De eso se trata, del futuro. Porque los designios del destino y de la vida llevaron a la Arnalds a enfocar su segundo álbum, “Innundir Skinni” (One Little Indian / Houston Party, 2010), desde una perspectiva totalmente opuesta a la anterior: esta vez le tocaba celebrar el nacimiento de su primer hijo. Esa buena nueva impregna todas y cada una de las notas de este LP, menos tímido, más rico instrumentalmente, más dinámico y, lógicamente, más feliz que su antecesor. Su singular voz también adquiere tonos más vivos, que se añaden a sus registros cálidos y reconfortantes (sobre todo, claro, cuando le canta a su hijo, algo que se advierte a pesar de la barrera idiomática que supone escucharla en su lengua nativa, a excepción de algún pasaje en inglés). Ese salto cualitativo permitió que la de Reykjavík saliese poco a poco de su cascarón y su apellido se hiciese familiar para medio mundo (el occidental), lo que dio pie a las consabidas comparaciones, desde Kate Bush (vaya meada fuera de tiesto perpetrada por la revista Mojo) hasta Joanna Newsom (sin sus ínfulas de trovadora medieval). Pero hay que remarcar otra vez que a Arnalds no le va caminar detrás de otras cual perrito faldero. En ese sentido, “Innundir Skinni” no es un contenedor de arrebatos desmedidos de pasión amorosa ni de viajes temporales encima de un arpa: hay que interpretarlo como un espejo en el que una mujer se ve como creadora de vida y de esperanza y sobre el que refleja sus ansias de perpetuar ese sentimiento hasta el final de sus días, contando con la amargura de que siempre habrá cosas que tendrá que dejar atrás…

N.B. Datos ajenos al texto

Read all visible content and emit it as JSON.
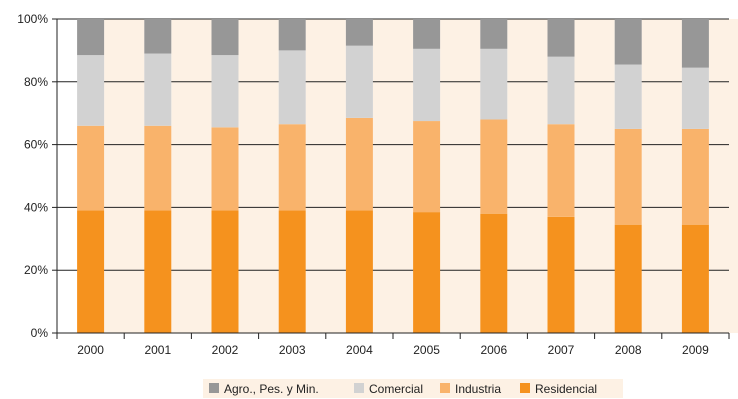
{
  "chart_data": {
    "type": "bar",
    "stacked": true,
    "percent": true,
    "title": "",
    "xlabel": "",
    "ylabel": "",
    "ylim": [
      0,
      100
    ],
    "yticks": [
      "0%",
      "20%",
      "40%",
      "60%",
      "80%",
      "100%"
    ],
    "ytick_values": [
      0,
      20,
      40,
      60,
      80,
      100
    ],
    "categories": [
      "2000",
      "2001",
      "2002",
      "2003",
      "2004",
      "2005",
      "2006",
      "2007",
      "2008",
      "2009"
    ],
    "series": [
      {
        "name": "Residencial",
        "color": "#f5921e",
        "values": [
          39,
          39,
          39,
          39,
          39,
          38.5,
          38,
          37,
          34.5,
          34.5
        ]
      },
      {
        "name": "Industria",
        "color": "#f9b36b",
        "values": [
          27,
          27,
          26.5,
          27.5,
          29.5,
          29,
          30,
          29.5,
          30.5,
          30.5
        ]
      },
      {
        "name": "Comercial",
        "color": "#d2d2d2",
        "values": [
          22.5,
          23,
          23,
          23.5,
          23,
          23,
          22.5,
          21.5,
          20.5,
          19.5
        ]
      },
      {
        "name": "Agro., Pes. y Min.",
        "color": "#979797",
        "values": [
          11.5,
          11,
          11.5,
          10,
          8.5,
          9.5,
          9.5,
          12,
          14.5,
          15.5
        ]
      }
    ],
    "legend_order": [
      "Agro., Pes. y Min.",
      "Comercial",
      "Industria",
      "Residencial"
    ],
    "legend_position": "bottom",
    "grid": true,
    "background_band_color": "#fdf1e4",
    "grid_color": "#222222"
  }
}
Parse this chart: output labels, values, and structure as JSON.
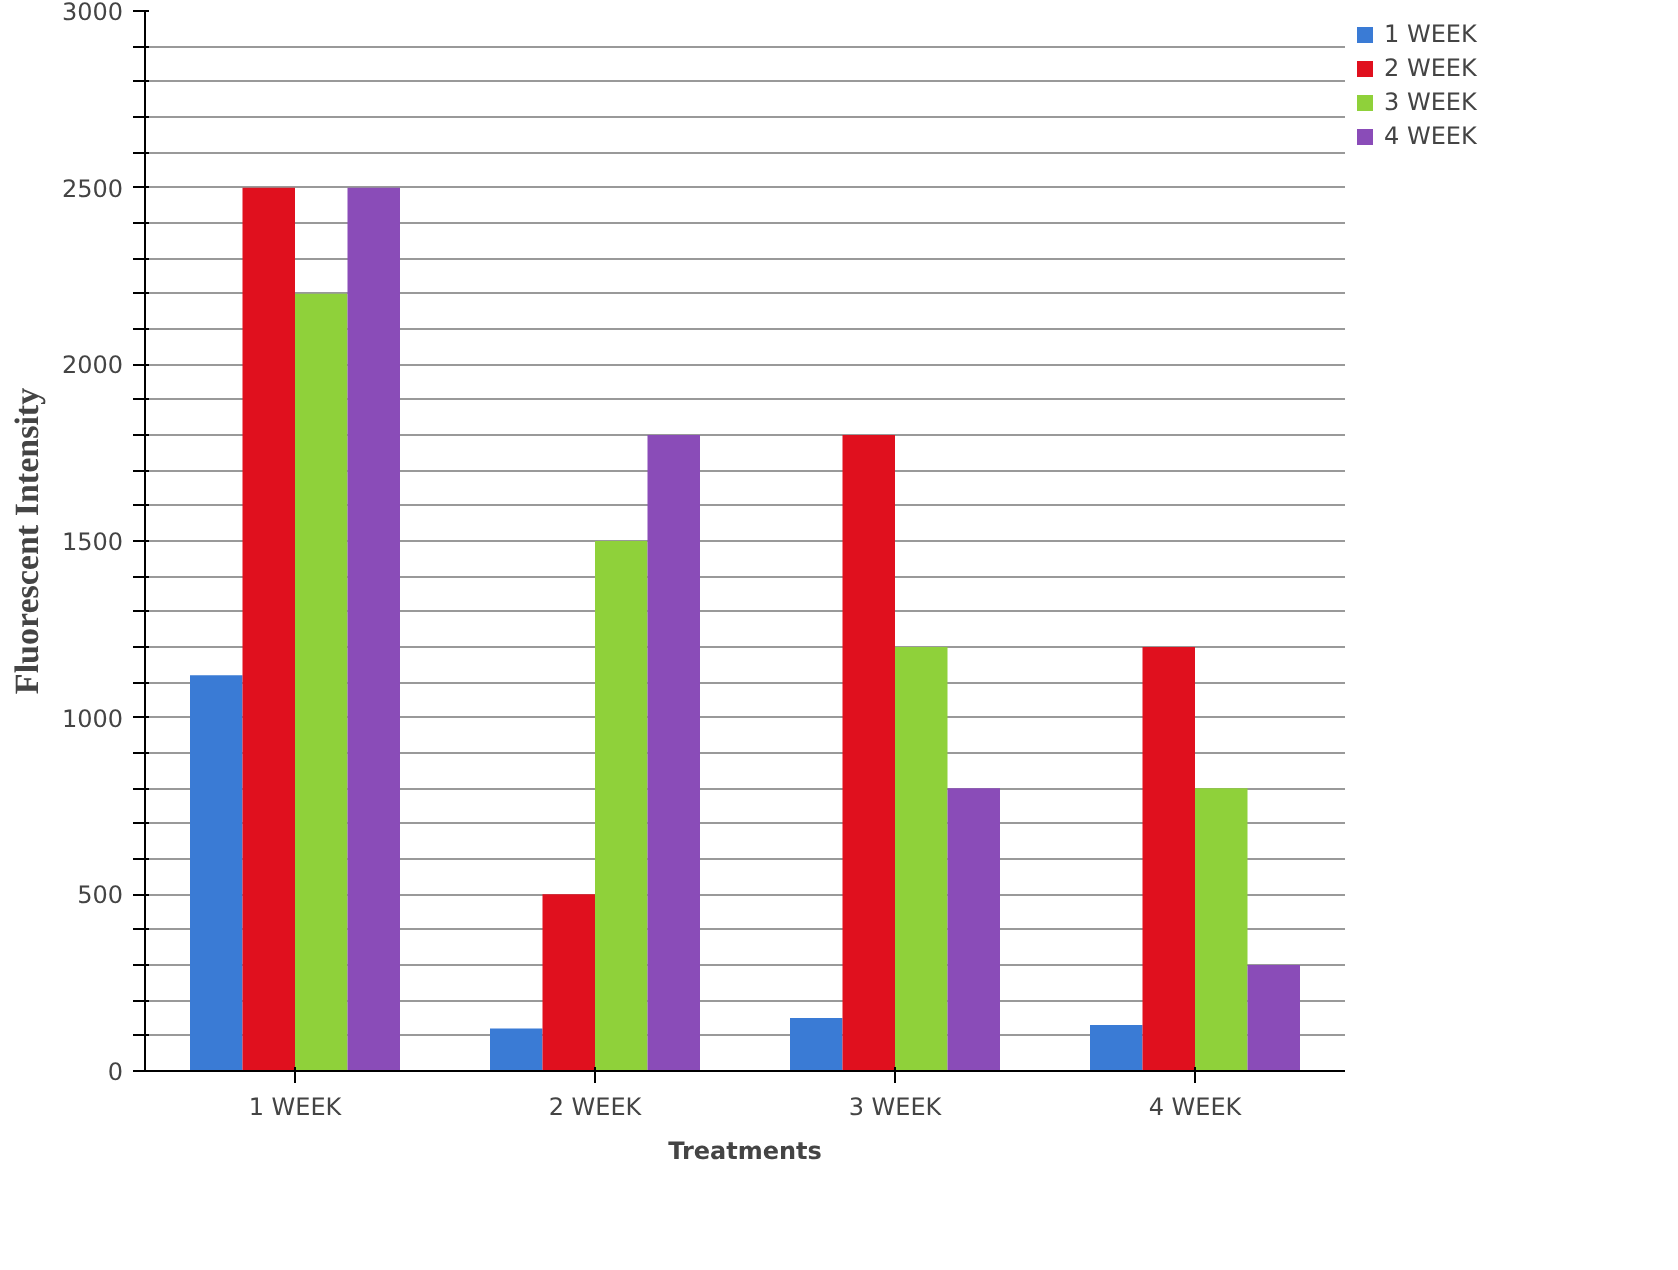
{
  "chart_data": {
    "type": "bar",
    "xlabel": "Treatments",
    "ylabel": "Fluorescent Intensity",
    "categories": [
      "1 WEEK",
      "2 WEEK",
      "3 WEEK",
      "4 WEEK"
    ],
    "series": [
      {
        "name": "1 WEEK",
        "color": "#3a7bd5",
        "values": [
          1120,
          120,
          150,
          130
        ]
      },
      {
        "name": "2 WEEK",
        "color": "#e0101e",
        "values": [
          2500,
          500,
          1800,
          1200
        ]
      },
      {
        "name": "3 WEEK",
        "color": "#8fd13a",
        "values": [
          2200,
          1500,
          1200,
          800
        ]
      },
      {
        "name": "4 WEEK",
        "color": "#8a4cb8",
        "values": [
          2500,
          1800,
          800,
          300
        ]
      }
    ],
    "ylim": [
      0,
      3000
    ],
    "yticks": [
      0,
      {
        "value": 100,
        "label": null
      },
      {
        "value": 200,
        "label": null
      },
      {
        "value": 300,
        "label": null
      },
      {
        "value": 400,
        "label": null
      },
      500,
      {
        "value": 600,
        "label": null
      },
      {
        "value": 700,
        "label": null
      },
      {
        "value": 800,
        "label": null
      },
      {
        "value": 900,
        "label": null
      },
      1000,
      {
        "value": 1100,
        "label": null
      },
      {
        "value": 1200,
        "label": null
      },
      {
        "value": 1300,
        "label": null
      },
      {
        "value": 1400,
        "label": null
      },
      1500,
      {
        "value": 1600,
        "label": null
      },
      {
        "value": 1700,
        "label": null
      },
      {
        "value": 1800,
        "label": null
      },
      {
        "value": 1900,
        "label": null
      },
      2000,
      {
        "value": 2100,
        "label": null
      },
      {
        "value": 2200,
        "label": null
      },
      {
        "value": 2300,
        "label": null
      },
      {
        "value": 2400,
        "label": null
      },
      2500,
      {
        "value": 2600,
        "label": null
      },
      {
        "value": 2700,
        "label": null
      },
      {
        "value": 2800,
        "label": null
      },
      {
        "value": 2900,
        "label": null
      },
      3000
    ],
    "grid": "y",
    "legend": "right"
  }
}
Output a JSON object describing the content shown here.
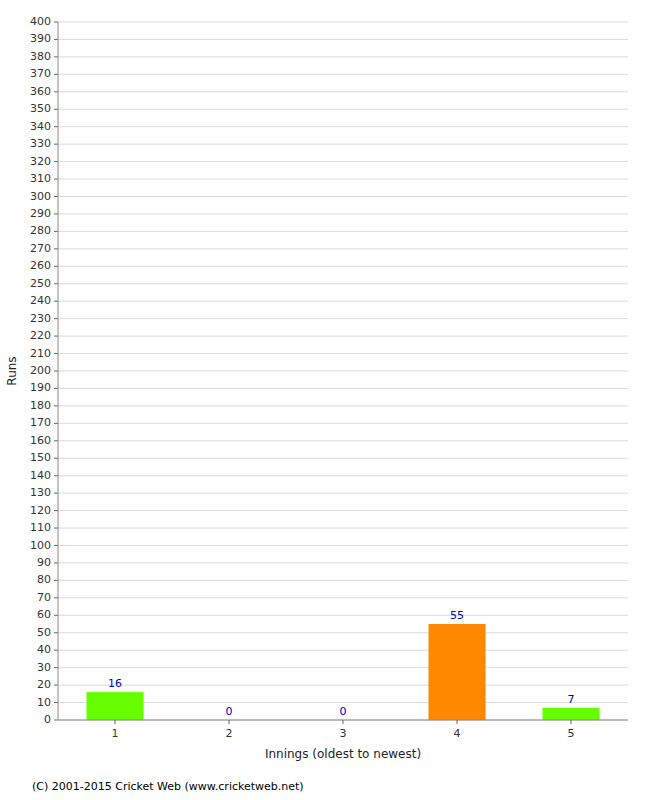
{
  "chart_data": {
    "type": "bar",
    "xlabel": "Innings (oldest to newest)",
    "ylabel": "Runs",
    "categories": [
      1,
      2,
      3,
      4,
      5
    ],
    "values": [
      16,
      0,
      0,
      55,
      7
    ],
    "colors": [
      "#66ff00",
      "#66ff00",
      "#66ff00",
      "#ff8800",
      "#66ff00"
    ],
    "ylim": [
      0,
      400
    ],
    "yticks": [
      0,
      10,
      20,
      30,
      40,
      50,
      60,
      70,
      80,
      90,
      100,
      110,
      120,
      130,
      140,
      150,
      160,
      170,
      180,
      190,
      200,
      210,
      220,
      230,
      240,
      250,
      260,
      270,
      280,
      290,
      300,
      310,
      320,
      330,
      340,
      350,
      360,
      370,
      380,
      390,
      400
    ],
    "grid": true,
    "data_labels": true,
    "annotations": [
      "(C) 2001-2015 Cricket Web (www.cricketweb.net)"
    ]
  }
}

Los coros y las voces infantiles que acompañan su apertura, “Vinur Minn”, bastan para describir esa sensación de gratitud con la naturaleza que recorre todo su cuerpo bajo la piel (traducción del título del LP), al mismo tiempo que contrastan con la desnudez y la atmósfera de penumbra que caracterizaba “Við Og Við”. La austeridad en la producción persiste, pero aquí se pretende conseguir que los mínimos elementos utilizados irradien candidez (en “Innudir Skinni” es muy fácil imaginar a Arnalds con el retoño en su regazo cantándole al oído) y satisfacción (“Svif Birki” introduce unas suaves cuerdas y un piano en segundo plano que secundan el crescendo de la voz principal y los coros). Ese mismo efecto se logra incluso con los temas cuyas historias no se basan en la maternidad, sino en otras cuestiones trascendentales como la amistad (“Vinkonur”, una especie de epístola dirigida a cuatro antiguas amigas envuelta en un manto oriental fino y delicado; y “Crazy Car”, balada coescrita con Ragnar Kjartansson que versa sobre un amigo en común deseoso de hacer las Américas) y la admiración por alguien: aquí surge la gran duda, puesto que la ingenua “Jonathan” podría ir dedicada directamente a su vástago o, rizando el rizo, a uno de sus ídolos, Jonathan Richman (se admiten propuestas de teorías). Justo después caen la pieza más amarga y melancólica del repertorio (“Madrid”, que vuelve a recordar a aquella chica apesadumbrada por el fallecimiento de su padre, pero esta vez relatando una ruptura sentimental) y la más dramática (“Surrender”), en la que interviene la omnipresente Björk, a la sazón madrina artística de la Arnalds.
Con todo, la sensibilidad del broche final, “Allt I Guddi”, recupera el espíritu primigenio de esta pequeña gran obra: actuar como un tributo a su recién nacido y al hecho mismo de su gestación. Es lo que se desprende de la forma (eufórica y orgullosa) en que Ólöf Arnalds despliega en esa canción sus cuerdas vocales, sin recurrir a palabra alguna, dando a entender que no se necesita más artificio que la propia sinceridad para transmitir esa alegría contagiosa. Al fin y al cabo, la sencillez de escenas como ver gatear a un bebé, escuchar sus incomprensibles gemidos o ser testigo de su placentero sueño es lo que propicia que todo ser humano (de buen corazón) se olvide durante unos minutos de las penurias propias y ajenas… A pesar de que a su alrededor, ya sea en Islandia o en el rincón más recóndito de sus antípodas, parezca que todo vaya a hundirse en cuestión de segundos.